Voilà la première réponse que nous entendons dans les lectures d’aujourd’hui. Sans que l’on soit en colère contre Dieu, on peut être aussi en question. On a le droit de discuter avec lui, de dialoguer, de l’interroger, de lui dire : Je ne comprends pas tout ce qui m’arrive, je n’ai pas accueilli encore toute la compréhension du mystère de ta présence au milieu des hommes, et il me reste bien des questions. Il y en a une, dans la lettre aux Romains par exemple. L’apôtre dit : est-ce qu’il était bien nécessaire que Jésus souffrît et mourut de la façon dont il est mort, de la façon violente dont il est mort ? Est-ce que c’était bien nécessaire pour nous sauver ? Est-ce qu’il ne pouvait pas le faire autrement ? Est-ce que cela n’aurait pas été aussi facile à Dieu de venir nous sauver et de nous débarrasser de tout le mal qui occupe notre vie personnelle et la vie du monde ? Est-ce qu’il était nécessaire d’avoir ce sacrifice violent, sanglant sur la croix ? On a le droit de se poser aussi cette question. Et dans la réponse que l’apôtre Paul donne aux Romains, aux chrétiens de Rome, et qui est du même genre que dans le livre de l’Exode, et cette réponse c’est : Jésus est celui qui est allé jusqu’au bout et qui a donné tout lui-même, y compris dans une mort violente, pour nous montrer que Dieu désire le salut de tout homme. Il est prêt à aller jusqu’à la déchéance la plus grande de l’humanité pour montrer que dans toutes les situations, il se trouve présent et désireux de nous tirer de là où nous sommes, des impasses dans lesquelles nous nous mettons, des violences auxquelles nous cédons, quelles qu’elles soient et de quelque que violences qu’elles soient.
Et puis il y a des questions peut-être plus anodines d’une certaine façon.
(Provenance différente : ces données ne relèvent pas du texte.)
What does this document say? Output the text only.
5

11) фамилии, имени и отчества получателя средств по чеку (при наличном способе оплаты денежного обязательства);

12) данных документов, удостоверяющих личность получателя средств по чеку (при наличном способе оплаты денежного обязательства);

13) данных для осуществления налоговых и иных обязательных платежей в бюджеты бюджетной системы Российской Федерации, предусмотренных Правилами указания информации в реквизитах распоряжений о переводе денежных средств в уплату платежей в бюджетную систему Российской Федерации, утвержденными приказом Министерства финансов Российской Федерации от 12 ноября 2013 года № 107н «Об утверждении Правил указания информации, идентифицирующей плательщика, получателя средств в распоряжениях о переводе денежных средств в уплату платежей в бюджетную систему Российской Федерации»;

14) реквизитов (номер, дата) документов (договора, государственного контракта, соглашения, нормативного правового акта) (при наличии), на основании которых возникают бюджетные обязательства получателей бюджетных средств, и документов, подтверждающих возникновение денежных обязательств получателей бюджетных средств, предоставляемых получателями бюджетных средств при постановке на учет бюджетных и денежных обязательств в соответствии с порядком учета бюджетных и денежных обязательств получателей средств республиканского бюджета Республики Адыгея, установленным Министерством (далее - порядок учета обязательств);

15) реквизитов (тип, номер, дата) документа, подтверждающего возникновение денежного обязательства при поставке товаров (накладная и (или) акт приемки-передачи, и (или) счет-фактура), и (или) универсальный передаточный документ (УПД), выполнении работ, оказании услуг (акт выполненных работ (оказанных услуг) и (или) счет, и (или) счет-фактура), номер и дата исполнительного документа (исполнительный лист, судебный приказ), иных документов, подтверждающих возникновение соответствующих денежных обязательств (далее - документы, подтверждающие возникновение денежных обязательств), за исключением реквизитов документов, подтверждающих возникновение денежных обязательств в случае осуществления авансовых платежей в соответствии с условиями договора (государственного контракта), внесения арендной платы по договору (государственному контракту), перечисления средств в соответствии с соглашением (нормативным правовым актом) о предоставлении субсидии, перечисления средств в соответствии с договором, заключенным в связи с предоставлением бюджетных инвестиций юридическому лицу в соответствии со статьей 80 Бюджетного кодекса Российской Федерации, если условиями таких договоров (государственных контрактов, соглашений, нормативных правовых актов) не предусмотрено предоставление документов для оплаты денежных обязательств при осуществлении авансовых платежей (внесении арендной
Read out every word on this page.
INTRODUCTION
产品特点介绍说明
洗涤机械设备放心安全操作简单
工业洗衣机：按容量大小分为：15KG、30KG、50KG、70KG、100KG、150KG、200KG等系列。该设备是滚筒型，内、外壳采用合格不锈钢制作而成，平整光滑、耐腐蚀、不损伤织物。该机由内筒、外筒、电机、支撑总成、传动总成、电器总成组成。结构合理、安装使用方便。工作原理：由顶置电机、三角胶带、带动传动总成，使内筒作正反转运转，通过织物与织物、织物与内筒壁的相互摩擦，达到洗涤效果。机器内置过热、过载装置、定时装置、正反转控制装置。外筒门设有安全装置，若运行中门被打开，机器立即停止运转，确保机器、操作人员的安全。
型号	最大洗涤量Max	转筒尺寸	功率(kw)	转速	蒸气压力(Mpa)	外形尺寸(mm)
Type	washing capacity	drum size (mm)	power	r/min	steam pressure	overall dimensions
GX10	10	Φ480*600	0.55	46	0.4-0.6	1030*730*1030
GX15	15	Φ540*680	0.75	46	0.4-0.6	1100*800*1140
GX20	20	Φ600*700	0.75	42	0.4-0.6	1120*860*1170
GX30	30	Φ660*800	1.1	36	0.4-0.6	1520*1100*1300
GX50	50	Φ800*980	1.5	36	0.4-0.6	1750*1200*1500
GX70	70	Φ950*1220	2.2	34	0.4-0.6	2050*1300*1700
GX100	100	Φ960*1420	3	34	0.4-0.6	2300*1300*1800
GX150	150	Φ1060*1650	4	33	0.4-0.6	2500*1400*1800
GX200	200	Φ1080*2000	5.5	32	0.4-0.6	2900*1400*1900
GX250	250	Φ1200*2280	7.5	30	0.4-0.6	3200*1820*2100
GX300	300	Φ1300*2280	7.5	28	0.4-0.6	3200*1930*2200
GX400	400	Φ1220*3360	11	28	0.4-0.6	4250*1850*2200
Quand on lit l’évangile d’aujourd’hui, on entend cette question des apôtres, des évangélistes, on entend l’évangéliste Jean nous dire : Les Juifs ne parlent pas aux Samaritains. Et on se dit et alors pourquoi Jésus est-il allé à la rencontre des Samaritains ? Il aurait pu s’en dispenser, ce n’était pas la peine d’aller chercher des difficultés. Mais si, il a le désir d’aller écouter ce que disent d’autre que ceux qu’il connait bien. Ceux qu’on ne fréquente pas. Ceux qui ne disent rien parce qu’ils sont à côté et ils se savent marginalisés. Ceux qui ont des interrogations, et alors là je pense aux catéchumènes, ceux qui étaient plein de questions et qui se disent : à qui vais-je les poser ? Eh bien, Jésus se présente sur leur chemin et leur dit : Tu peux me poser des questions. Tu peux parler avec moi. Tu peux écouter ce que j’ai à te dire. Et j’ai à te dire quelque chose d’important, c’est que le Salut, l’amour de Dieu que je viens annoncer n’est pas seulement fait d’abord pour ceux qui sont rassemblés et uniquement pour ceux qui sont rassemblés dans l’Église, pour le peuple de Dieu choisi, pour les Juifs. Il est fait aussi pour ceux qui marchent à côté de l’Église, ou qui sont tout simplement dans le monde et qui n’ont jamais entendu parler de moi. Mais le salut est fait aussi pour vous, les questions que vous avez, vous pouvez trouver réponse en vous approchant du Christ. Voilà ce que dit l’évangéliste en parlant de cette Samaritaine. Jésus aurait pu se passer de traverser la Samarie et de rencontrer des gens avec lesquels les Juifs n’ont pas de rapport, mais au contraire, il a voulu rencontrer les gens qui sont loin, qui sont plein de questions et qui ne savent pas à qui les poser. C’est tout à fait extraordinaire que cet amour de Jésus le porte à la rencontre de tous, c’est tout à fait remarquable.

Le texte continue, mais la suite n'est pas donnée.